[Date Prev][Date Next][Thread Prev][Thread Next][Date Index][Thread Index]

Re: [HTCondor-users] basic condor sched setup for CondorCE submissions



Hi Thomas,

condor_ce_submit is really just a convenience wrapper around condor_submit to submit to the CE schedd *when you are on the same host*. If you're submitting from a remote client, you'll want to use HTCondor-C for job submission [1], for which you have two options:

1. If you have a schedd running on the remote client, you can submit grid universe jobs to the CE schedd (recommended)
2. If you don't have a schedd running on the remote client, you can submit vanilla jobs directly into the CE schedd with 'condor_submit -remote <CE hostname> -pool <CE hostname>:9619 ...`. With this method, you'll have to fetch results manually with `condor_transfer_data`

- Brian

[1] https://htcondor.readthedocs.io/en/stable/grid-computing/grid-universe.html#htcondor-c-job-submission

On 7/16/20 9:49 AM, Thomas Hartmann wrote:
Hi again for another CE question ;)

I am now trying to setup a simple submit hosts for functionality tests
towards a CondorCE.
Since no further functionality is necessary, I aim for a simple setup,
that could be run in a small VM or as container.

The OSG documentation on remote submits to a CondorCE [1] suggest to
install the condor package for a basic sched. Since the packages from
the generic stable/dev repos do not come with a schedd repo, I tried to
define a basal config with just a master and sched daemon running. But
condor_ce_submit failed still trying to connect to the local schedd?

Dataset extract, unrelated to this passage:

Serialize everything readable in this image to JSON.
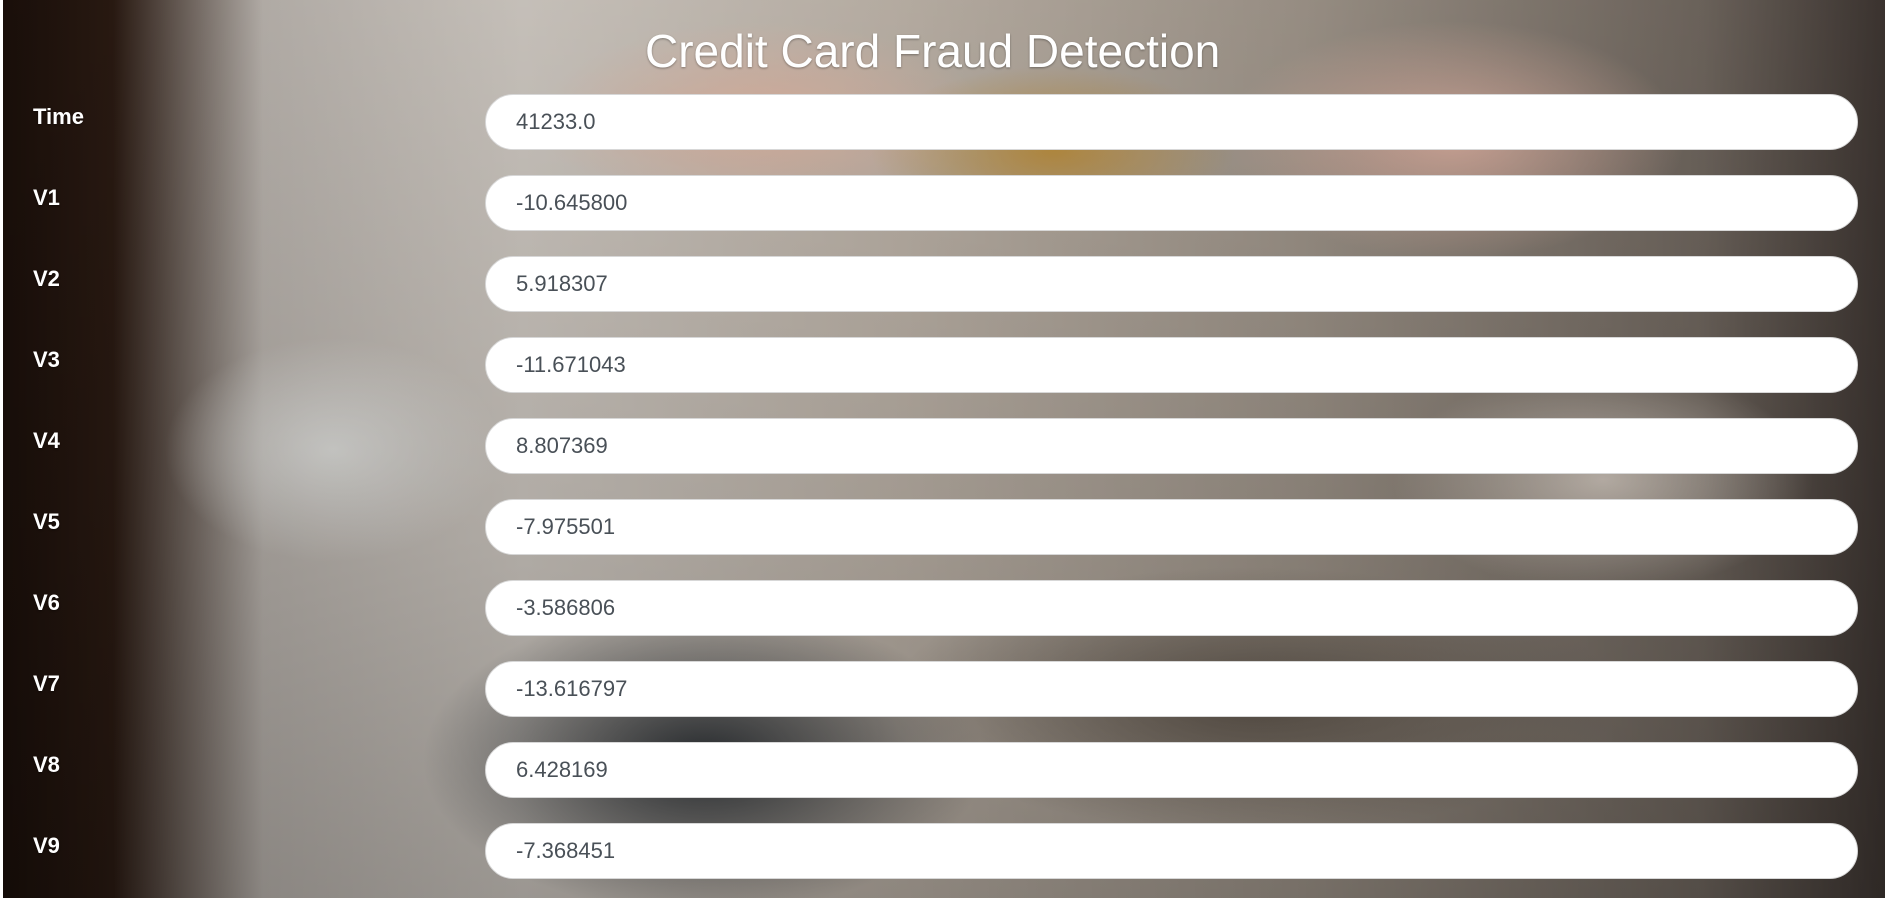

Next I extracted from the OSG condor flavour [2] the basic configs,
where [COLLECTOR, MASTER, NEGOTIATOR, SCHEDD, STARTD] are set up.

Unfortunately, condor_ce_submit/the wrapped condor_submit still fails
with [3] for a submit description like [4]. As far as I can see, a local
schedd is up and running [5], so I wonder how a a schedd setup could
look like to only submit to a remote Condor CE.

Since condor_ce_trace works in running the basic payload, I assume that
the CEs are working - "in principle" ;)

Would it be alternatively reasonable to connect directly to the
collector as condor_ce_trace does to submit a payload?

Cheers and thank,
  Thomas


[1]
https://opensciencegrid.org/docs/compute-element/submit-htcondor-ce/#from-another-host

[2]
https://repo.opensciencegrid.org/osg/3.5/el7/release/x86_64/condor-8.8.9-1.1.osg35.el7.x86_64.rpm
  /etc/condor/config.d/00-osg_default_*

[3]
condor_ce_submit  -debug HTCondorCETest.submit
07/16/20 16:45:55 attempt to connect to <131.169.223.90:9619> failed:
Connection refused (connect errno = 111).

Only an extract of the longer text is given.